Ho sognato di prendere un treno. Dovevo recuperare qualcosa, un pezzetto di qualcosa di utile. Il mio abbonamento dimenticato, forse. Un frammento. Quando arrivo per questo “recupero”, sono costretta a riprendere il treno nella direzione opposta, seguendo un’amica. Capelli biondi, mossi e corti. Aria giovane e sbarazzina. Un po’ come la Jen di Dawson’s Creek. Ma più matura e forse già vecchia in viso.

Quando scendo dal treno, un uomo mi si avvicina. Per niente bello, strano, scuro di capelli. Leggermente arabo o latino, non saprei dirlo. Mi si avvicina e mi seduce nel modo più galante possibile. Non ricordo le parole, solo la sensazione di complimenti eterei, dolci, misurati. Una calamita. Io non posso, non posso proprio seguirlo, né dirgli come mi chiamo. La mia amica, lei è là che aspetta. Devo… io… “No, aspetta qui. Lei torna,  è inutile che scendi a quel binario per poi uscirne di nuovo.

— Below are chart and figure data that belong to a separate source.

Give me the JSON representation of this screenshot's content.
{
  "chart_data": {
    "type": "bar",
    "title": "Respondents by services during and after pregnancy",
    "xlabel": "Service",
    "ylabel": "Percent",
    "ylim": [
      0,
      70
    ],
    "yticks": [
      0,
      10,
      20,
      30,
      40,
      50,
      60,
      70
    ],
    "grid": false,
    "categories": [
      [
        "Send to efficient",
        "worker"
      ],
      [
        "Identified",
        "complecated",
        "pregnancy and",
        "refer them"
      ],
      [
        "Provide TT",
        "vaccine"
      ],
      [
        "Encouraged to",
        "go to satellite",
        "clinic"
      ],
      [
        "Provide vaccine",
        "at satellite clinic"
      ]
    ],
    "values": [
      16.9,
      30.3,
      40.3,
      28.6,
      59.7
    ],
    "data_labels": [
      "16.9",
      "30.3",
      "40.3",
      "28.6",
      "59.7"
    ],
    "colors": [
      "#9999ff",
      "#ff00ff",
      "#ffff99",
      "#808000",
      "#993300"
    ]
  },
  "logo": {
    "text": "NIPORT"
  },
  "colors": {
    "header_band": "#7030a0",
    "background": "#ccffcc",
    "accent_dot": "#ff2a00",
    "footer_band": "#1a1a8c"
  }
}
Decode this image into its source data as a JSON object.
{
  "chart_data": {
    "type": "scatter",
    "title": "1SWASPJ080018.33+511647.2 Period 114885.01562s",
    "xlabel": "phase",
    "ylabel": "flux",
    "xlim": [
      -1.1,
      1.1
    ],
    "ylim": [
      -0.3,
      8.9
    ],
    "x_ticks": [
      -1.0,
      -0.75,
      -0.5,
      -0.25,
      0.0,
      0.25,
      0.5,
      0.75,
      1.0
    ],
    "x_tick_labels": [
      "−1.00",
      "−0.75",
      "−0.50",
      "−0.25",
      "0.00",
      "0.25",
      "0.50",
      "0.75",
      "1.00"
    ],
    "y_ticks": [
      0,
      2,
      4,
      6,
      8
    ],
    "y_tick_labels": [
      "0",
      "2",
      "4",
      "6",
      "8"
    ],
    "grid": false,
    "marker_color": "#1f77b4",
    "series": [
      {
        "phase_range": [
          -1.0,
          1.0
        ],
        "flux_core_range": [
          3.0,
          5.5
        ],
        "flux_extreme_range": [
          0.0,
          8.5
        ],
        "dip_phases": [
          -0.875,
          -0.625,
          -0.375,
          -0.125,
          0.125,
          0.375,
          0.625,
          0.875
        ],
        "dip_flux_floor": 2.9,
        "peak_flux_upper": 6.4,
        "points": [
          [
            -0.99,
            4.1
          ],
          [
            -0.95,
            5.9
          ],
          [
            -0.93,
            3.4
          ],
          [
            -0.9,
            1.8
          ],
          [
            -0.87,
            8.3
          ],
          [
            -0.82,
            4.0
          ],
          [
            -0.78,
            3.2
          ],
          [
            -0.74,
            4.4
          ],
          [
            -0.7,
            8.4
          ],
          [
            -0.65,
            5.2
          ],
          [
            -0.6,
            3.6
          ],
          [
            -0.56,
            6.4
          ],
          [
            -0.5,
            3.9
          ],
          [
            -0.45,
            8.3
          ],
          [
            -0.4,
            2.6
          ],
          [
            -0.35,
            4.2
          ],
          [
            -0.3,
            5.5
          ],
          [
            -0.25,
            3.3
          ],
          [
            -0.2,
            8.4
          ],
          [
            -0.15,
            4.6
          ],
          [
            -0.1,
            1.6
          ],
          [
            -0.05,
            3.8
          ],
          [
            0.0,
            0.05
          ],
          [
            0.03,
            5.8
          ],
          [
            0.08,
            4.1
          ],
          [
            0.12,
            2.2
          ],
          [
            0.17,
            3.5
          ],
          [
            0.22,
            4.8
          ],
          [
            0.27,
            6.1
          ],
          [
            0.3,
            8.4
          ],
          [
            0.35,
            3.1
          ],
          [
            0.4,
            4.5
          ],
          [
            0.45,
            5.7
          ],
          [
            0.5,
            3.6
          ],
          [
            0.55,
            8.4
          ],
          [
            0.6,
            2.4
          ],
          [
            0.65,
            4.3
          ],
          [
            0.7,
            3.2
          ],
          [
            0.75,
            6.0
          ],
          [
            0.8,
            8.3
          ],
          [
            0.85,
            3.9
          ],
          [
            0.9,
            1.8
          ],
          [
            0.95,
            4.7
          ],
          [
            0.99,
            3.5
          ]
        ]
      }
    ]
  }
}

Aspetta qui”. Parole senza senso apparente, ma che nel sogno un senso lo avevano. E anche ben chiaro. Perché c’era una sorta di meccanismo strano per entrare, uscire da quei binari e recuperare ciò che avevo dimenticato. Che poi, avevo davvero scordato qualcosa lì, in quei tunnel simili a una metropolitana?

Vado. Scappo ancora, di nuovo. Non posso… non posso proprio. Eppure prendo entrambe le strade. Scappo e resto. Vado e ritorno. Vorrei e non vorrei. Nel sogno torno da lui, lo seguo, mi fido. Mi dico che è stupido riprendere un treno in direzione opposta, meglio cambiare. Ma non ho idea di come vada a finire.

La scena cambia. Ho una partita di pallavolo da giocare, ho preso un impegno inconsistente, che nessuno della squadra comprende. Non c’erano le condizioni, troppo caldo? Troppo scarse come giocatrici? Non ricordo, ma so che ci arrendiamo al dovere. Il pulmino della squadra ci viene a prendere alla chiesa del mio paesino di nascita. Nuovo, piccolo, dai colori chiari. Su quel pulmino c’è una donna del paese che non nomino, ma che ancora mi chiedo come sia finita nel mio sogno, visto che nemmeno la conosco bene. Io chiedo di poter tornare a casa mia perché ho scordato la tuta.

Ho scordato. Pezzi di me che non capisco e una sola paura che vorrei vincere.